Library Offenders


To the Editor of the CRIMSON:

Dear Sir: I should be obliged if you would let me state in your columns one or two elementary facts in regard to the Reading Rooms in the College Library and the conditions under which such rooms have to be used if everyone is to have an equal and fair chance. In the General Reading Room, in addition to some 5,000 volumes of reference books in the east end of the room, from ten to twelve thousand volumes are "reserved" for use in connection with the various courses of study. These books everyone is free to browse among, to handle and use, but no one is permitted to take them away except for use over night and after being properly charged at the desk. Those books for which there is most demand at any particular period are kept temporarily at the desk that their use may be controlled in the interest of readers. When a man wants one of these books he signs a promise to "return the book to the desk before leaving the Reading Room" and he gives the number of the table at which he is working in order that, after the expiration of an hour, if others are waiting to use the book, it may be transferred to someone else. The same rules in substance apply to the Lower Reading Room and to the special libraries.

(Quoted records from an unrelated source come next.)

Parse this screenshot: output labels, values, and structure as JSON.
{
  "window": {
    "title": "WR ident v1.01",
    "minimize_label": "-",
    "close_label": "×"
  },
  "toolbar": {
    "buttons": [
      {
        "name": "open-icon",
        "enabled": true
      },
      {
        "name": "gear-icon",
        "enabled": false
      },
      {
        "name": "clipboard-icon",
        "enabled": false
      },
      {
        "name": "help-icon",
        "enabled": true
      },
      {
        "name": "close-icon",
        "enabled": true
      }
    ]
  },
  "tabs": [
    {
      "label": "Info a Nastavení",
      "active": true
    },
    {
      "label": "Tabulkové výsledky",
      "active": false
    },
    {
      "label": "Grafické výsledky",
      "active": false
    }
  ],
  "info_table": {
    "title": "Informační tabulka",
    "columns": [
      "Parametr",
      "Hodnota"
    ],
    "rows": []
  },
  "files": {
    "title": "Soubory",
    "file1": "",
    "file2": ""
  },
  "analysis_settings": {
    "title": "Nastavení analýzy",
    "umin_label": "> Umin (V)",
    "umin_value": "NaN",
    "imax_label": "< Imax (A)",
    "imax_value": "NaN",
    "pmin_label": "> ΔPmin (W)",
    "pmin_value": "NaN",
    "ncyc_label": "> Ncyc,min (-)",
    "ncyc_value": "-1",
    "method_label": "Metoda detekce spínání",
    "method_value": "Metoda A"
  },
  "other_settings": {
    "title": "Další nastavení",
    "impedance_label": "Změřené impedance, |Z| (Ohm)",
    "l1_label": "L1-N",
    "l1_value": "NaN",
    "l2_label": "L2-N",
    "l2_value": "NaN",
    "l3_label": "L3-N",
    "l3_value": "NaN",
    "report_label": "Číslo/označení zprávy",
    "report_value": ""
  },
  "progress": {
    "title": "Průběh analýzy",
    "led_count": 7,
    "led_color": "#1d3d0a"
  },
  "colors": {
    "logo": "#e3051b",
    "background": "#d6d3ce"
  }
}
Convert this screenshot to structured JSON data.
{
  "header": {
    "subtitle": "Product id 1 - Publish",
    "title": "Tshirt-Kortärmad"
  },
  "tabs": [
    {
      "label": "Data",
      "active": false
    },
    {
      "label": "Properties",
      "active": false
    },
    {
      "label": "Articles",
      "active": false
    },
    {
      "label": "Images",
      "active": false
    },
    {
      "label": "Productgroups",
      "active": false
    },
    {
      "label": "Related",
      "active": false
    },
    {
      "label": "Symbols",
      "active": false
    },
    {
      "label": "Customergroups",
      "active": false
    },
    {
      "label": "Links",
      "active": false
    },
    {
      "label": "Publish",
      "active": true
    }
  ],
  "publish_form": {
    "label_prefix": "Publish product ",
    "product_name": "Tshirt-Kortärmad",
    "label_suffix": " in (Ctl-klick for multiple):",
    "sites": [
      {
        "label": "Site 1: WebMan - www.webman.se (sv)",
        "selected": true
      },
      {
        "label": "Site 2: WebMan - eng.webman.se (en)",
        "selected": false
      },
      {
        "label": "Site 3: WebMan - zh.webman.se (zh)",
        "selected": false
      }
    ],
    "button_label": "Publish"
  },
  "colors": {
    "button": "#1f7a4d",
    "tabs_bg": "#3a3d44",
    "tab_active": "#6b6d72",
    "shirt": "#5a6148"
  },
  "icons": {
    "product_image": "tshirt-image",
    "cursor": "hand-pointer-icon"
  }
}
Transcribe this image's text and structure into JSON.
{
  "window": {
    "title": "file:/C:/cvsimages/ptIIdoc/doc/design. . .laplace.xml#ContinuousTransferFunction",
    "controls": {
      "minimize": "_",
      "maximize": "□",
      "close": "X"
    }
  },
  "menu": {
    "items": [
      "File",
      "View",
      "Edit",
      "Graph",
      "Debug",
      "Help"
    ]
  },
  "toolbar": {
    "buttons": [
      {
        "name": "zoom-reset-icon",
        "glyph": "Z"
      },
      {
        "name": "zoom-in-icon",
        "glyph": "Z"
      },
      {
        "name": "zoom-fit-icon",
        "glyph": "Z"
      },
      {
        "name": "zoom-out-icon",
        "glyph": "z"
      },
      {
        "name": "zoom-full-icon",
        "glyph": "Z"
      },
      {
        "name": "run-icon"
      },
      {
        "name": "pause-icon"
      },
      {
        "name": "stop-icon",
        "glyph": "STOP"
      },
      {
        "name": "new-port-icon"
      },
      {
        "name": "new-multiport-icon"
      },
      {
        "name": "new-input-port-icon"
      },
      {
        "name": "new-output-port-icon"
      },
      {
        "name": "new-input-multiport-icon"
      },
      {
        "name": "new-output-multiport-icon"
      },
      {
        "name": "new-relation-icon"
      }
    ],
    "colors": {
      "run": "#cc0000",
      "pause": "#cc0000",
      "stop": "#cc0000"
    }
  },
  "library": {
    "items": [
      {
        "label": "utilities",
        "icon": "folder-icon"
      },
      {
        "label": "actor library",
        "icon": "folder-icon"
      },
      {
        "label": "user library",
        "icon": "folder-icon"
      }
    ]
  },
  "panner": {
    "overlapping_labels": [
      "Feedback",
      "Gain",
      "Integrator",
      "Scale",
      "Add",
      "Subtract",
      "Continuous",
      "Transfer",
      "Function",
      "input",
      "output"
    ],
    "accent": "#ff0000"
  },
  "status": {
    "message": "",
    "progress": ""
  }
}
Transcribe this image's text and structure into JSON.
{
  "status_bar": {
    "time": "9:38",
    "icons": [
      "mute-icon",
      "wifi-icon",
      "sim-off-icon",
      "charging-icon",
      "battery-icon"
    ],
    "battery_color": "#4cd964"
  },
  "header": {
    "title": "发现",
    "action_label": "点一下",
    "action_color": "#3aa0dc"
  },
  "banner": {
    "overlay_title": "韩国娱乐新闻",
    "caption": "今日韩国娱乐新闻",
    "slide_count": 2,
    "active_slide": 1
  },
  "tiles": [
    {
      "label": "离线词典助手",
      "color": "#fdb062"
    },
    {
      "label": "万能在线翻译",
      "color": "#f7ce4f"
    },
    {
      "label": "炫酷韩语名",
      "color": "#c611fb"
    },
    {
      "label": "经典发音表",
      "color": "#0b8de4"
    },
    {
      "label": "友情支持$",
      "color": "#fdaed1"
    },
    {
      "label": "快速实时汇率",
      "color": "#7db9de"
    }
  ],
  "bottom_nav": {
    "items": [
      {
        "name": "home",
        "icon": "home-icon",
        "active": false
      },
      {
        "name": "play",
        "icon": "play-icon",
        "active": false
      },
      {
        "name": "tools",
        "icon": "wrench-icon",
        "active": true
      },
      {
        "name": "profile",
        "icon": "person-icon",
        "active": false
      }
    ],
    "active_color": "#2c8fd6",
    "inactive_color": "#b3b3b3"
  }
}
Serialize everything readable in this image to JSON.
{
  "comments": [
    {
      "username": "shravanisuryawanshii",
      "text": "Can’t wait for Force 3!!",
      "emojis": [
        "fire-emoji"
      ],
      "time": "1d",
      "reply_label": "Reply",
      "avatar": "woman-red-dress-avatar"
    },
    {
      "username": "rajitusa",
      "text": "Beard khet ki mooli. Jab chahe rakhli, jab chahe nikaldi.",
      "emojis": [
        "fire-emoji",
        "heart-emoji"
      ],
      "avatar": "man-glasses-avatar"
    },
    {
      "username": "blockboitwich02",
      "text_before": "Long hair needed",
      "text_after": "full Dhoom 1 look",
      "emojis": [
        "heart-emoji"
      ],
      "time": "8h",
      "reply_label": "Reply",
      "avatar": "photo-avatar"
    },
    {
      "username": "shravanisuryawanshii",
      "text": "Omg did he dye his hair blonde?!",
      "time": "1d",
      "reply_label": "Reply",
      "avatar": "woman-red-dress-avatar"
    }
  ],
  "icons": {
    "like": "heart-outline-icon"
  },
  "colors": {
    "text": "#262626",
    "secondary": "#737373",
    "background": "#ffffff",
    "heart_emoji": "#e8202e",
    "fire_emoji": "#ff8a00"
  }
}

Let me state an incident that occurred yesterday; the same thing happens from time to time. A man borrowed one of these books about five o'clock and signed the promise to return it before leaving the room. The book was in demand and others were waiting to use it. At six o'clock the man was looked for and could not be found. At 6.40 search was made again throughout the Reading Room, again at 7.20, at 8.00 and 8.30, but without success. At 8.50 the man and the book were found and he admitted having been out of the room in the mean time.

Much as I dislike to upset a man's work, I felt obliged to tell this man that he must be excluded from the reading Room until after the midyear examinations, and I shall do the same in any other similar case that comes to my knowledge. I propose in the interest of readers to put a stop to this practice, to the unauthorized carrying off of books from the reserved shelves, and to all other underhanded or discreditable methods of obtaining an unfair advantage over fellow students. In serious cases I shall not hesitate to post the names of offenders, and if at any time it seems best I may report these cases to the Dean.

It is only fair to the general body of readers to exclude from a reading room those who are unwilling to "play the game" like gentlemen. WILLIAM C. LANE, Librarian.